One of the greatest feelings is knowing you are continuously working toward something. Whether professionally or personally, feeling and doing your best is important.
Now that we’ve reflected on struggles vs. things we’re good at that can help us cope, what do we want to work on? What are our next steps to getting to a place where we want to be mentally, physically, emotionally, spiritually, etc.?
Working on finding worth and value in myself is my main goal for this year. Whether it’s being proud of myself or not taking it personally when things don’t work out the way I planned, I will still know that I have value and worth.
The more I see myself as worthy of success and peace, the easier it will be to realize my intrinsic value.
Affirmation: I am filled with value and worth. I accept and love myself.
Have you ever felt “weird” or uncomfortable around a person, situation, experience, or place? Has your body ever told you that something isn’t right but you didn’t know whether you were being paranoid, nervous, or anxious for no reason?

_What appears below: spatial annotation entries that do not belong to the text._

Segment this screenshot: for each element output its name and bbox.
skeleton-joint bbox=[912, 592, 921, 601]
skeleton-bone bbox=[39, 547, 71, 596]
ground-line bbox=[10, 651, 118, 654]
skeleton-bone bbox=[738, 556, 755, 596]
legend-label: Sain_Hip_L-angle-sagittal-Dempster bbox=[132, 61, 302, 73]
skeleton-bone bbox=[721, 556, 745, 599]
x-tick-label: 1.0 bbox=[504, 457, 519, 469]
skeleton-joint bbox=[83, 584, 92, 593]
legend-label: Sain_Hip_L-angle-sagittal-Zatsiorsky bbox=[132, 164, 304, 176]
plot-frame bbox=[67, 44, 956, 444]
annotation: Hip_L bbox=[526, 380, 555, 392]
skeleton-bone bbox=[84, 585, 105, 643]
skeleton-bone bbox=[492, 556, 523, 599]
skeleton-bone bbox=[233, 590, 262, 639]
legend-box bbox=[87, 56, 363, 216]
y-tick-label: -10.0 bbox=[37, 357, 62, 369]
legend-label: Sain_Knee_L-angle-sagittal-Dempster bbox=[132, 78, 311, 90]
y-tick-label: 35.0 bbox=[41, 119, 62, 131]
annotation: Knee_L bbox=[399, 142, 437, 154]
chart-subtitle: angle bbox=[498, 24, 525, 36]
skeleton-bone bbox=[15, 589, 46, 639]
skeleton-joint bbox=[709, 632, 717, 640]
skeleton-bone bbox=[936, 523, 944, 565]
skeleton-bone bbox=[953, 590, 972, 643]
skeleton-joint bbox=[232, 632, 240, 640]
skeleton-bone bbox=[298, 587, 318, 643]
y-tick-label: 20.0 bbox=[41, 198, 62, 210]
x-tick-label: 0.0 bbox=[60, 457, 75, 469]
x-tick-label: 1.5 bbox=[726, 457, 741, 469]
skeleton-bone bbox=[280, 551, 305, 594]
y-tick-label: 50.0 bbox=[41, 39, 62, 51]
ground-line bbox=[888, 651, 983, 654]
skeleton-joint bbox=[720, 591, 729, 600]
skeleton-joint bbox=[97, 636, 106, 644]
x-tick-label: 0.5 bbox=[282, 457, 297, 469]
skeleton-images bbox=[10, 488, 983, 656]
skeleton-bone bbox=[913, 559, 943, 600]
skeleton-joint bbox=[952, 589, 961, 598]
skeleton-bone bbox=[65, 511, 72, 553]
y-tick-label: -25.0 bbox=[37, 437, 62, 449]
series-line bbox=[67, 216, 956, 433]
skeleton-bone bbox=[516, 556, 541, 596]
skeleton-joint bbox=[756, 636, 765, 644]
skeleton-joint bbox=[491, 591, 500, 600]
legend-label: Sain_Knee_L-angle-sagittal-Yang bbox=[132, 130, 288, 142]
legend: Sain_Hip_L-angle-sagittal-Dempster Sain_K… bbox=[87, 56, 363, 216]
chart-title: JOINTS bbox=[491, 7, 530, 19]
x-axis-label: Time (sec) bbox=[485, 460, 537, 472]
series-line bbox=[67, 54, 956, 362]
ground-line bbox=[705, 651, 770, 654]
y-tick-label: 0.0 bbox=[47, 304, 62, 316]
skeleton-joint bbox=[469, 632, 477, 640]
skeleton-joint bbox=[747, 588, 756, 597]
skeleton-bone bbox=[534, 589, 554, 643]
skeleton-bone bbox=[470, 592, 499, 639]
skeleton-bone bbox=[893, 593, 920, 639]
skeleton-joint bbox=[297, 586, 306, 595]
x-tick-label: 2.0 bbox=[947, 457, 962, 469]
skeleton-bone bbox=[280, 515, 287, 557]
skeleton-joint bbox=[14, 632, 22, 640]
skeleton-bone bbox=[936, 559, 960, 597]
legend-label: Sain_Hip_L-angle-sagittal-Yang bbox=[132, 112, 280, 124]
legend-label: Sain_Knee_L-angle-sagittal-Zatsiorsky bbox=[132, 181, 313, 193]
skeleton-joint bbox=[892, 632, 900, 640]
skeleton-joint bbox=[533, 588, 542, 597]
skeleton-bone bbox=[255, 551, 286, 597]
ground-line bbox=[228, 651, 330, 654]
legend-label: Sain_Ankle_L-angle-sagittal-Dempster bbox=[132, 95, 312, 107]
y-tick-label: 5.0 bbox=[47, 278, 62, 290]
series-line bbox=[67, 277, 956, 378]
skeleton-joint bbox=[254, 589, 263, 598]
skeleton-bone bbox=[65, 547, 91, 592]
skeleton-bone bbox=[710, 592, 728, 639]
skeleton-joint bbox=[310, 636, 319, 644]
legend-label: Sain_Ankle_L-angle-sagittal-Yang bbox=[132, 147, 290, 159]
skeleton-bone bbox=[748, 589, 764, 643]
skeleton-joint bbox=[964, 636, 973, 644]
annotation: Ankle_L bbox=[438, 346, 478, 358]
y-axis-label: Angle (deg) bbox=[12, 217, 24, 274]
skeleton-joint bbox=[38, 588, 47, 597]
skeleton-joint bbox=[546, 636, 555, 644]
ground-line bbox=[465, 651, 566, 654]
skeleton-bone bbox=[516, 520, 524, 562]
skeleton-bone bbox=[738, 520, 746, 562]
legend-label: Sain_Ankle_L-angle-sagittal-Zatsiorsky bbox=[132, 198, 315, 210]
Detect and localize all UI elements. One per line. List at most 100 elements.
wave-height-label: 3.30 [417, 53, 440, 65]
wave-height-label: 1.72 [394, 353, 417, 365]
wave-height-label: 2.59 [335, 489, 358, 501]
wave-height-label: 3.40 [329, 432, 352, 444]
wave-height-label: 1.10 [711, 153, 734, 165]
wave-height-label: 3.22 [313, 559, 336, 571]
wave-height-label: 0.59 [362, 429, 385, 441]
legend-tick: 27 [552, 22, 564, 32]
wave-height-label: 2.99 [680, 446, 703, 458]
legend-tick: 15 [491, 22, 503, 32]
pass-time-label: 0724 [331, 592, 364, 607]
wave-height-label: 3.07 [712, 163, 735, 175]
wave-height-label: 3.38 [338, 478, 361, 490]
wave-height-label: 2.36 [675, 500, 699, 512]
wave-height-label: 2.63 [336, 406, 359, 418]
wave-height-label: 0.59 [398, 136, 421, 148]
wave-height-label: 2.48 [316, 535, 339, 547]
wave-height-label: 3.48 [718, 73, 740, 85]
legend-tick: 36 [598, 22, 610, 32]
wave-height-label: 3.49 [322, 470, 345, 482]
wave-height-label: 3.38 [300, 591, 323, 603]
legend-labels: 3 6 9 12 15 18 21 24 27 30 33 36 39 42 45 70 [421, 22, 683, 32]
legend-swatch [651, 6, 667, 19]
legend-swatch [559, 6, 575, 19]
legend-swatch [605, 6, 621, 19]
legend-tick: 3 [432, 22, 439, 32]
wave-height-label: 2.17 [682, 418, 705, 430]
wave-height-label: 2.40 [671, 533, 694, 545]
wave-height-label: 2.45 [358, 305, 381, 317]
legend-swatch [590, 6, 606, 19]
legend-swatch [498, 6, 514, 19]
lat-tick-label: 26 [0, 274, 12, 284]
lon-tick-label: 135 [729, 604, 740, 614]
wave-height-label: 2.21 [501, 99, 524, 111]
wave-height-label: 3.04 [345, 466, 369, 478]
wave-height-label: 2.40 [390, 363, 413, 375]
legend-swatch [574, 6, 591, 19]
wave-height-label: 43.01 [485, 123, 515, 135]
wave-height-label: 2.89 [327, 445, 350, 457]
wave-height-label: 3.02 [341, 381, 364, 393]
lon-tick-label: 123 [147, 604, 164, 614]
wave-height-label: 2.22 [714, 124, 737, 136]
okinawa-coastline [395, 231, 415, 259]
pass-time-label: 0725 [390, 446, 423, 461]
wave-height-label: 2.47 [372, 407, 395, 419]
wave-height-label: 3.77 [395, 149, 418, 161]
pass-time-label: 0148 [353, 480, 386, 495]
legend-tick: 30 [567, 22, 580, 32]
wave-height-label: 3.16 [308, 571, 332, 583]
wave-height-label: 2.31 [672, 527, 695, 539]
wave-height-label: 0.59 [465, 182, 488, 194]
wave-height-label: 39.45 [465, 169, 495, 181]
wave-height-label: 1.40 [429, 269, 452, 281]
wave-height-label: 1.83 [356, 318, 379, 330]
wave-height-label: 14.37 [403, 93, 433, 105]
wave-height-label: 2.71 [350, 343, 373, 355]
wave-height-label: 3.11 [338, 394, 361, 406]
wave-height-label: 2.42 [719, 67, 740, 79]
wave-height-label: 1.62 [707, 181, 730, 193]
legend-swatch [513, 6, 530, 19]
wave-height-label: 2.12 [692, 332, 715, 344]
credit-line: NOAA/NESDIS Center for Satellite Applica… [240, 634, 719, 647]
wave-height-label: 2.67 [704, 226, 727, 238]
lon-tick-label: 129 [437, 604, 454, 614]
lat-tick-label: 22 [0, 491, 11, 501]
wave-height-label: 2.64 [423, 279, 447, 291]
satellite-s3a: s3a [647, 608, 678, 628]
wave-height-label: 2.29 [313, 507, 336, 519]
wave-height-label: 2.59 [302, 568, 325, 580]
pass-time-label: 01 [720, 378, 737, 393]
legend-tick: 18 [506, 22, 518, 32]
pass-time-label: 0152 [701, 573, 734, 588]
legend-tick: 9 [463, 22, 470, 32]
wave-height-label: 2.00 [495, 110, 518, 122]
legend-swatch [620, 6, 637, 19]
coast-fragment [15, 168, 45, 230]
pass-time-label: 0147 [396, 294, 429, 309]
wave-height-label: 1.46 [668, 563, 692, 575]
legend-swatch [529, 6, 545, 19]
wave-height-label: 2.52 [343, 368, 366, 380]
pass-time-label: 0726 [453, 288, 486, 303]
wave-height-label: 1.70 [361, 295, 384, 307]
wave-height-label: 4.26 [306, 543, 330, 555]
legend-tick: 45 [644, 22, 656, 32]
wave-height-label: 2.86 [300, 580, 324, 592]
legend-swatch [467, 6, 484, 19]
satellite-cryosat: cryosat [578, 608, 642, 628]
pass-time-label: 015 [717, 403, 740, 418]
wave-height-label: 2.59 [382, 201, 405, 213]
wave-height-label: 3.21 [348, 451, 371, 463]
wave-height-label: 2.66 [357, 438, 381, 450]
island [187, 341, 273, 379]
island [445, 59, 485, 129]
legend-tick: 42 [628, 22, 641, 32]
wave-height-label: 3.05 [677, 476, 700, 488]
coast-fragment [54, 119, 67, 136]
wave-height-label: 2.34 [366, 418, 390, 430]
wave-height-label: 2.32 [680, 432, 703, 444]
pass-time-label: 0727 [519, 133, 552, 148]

In most, if not all experiences you will evaluate what’s going both consciously and unconsciously. Your intuition is a sudden feeling or reaction that tells you something about what’s going on that’s not always conscious or logical. Once you become in tune with how to navigate your intuition, it will become easier to protect yourself and your boundaries.
Listen closely to what your body is telling you. Know when you are anxious, nervous, uneasy, or not feeling “right” and what that means. Take the time to strengthen that “gut feeling.” It will only get better the more you listen. Stop ignoring your body’s signals.
Learn through the moments you are uninspired and unmotivated. Rest. Allow yourself time to search for your genuine motivation and what really drives you to do what makes you excited. Don’t push yourself past what you can already do for yourself. Wait. Everything will come rushing back.
It’s persistent, consistent, and loyal, it comes to you when you least expect it, it comes to you in the middle of the night and stays to keep you company. It holds you while you cry and lingers around until you try to feel better. You argue with it, you convince yourself it’s not real, you push it away. It comes back when you thought it finally left. You miss it when you see that’s it’s gone because it was the only persistent feeling you’ve ever had. Can you be patient with it and not want it to come back? How can you get so used to how it feels that you can identify it so clearly? Its presence allows you to know you are still alive and you still can feel. Is it scary that if it goes away it could mean you healed or fell numb to its presence enough to internalize it? Do you accept it, push it away, hide it, or try to rid of it? Pain. Is the presence of pain good so you have patience with it or should you try to take it away? Does it go away by itself or do you do something about it?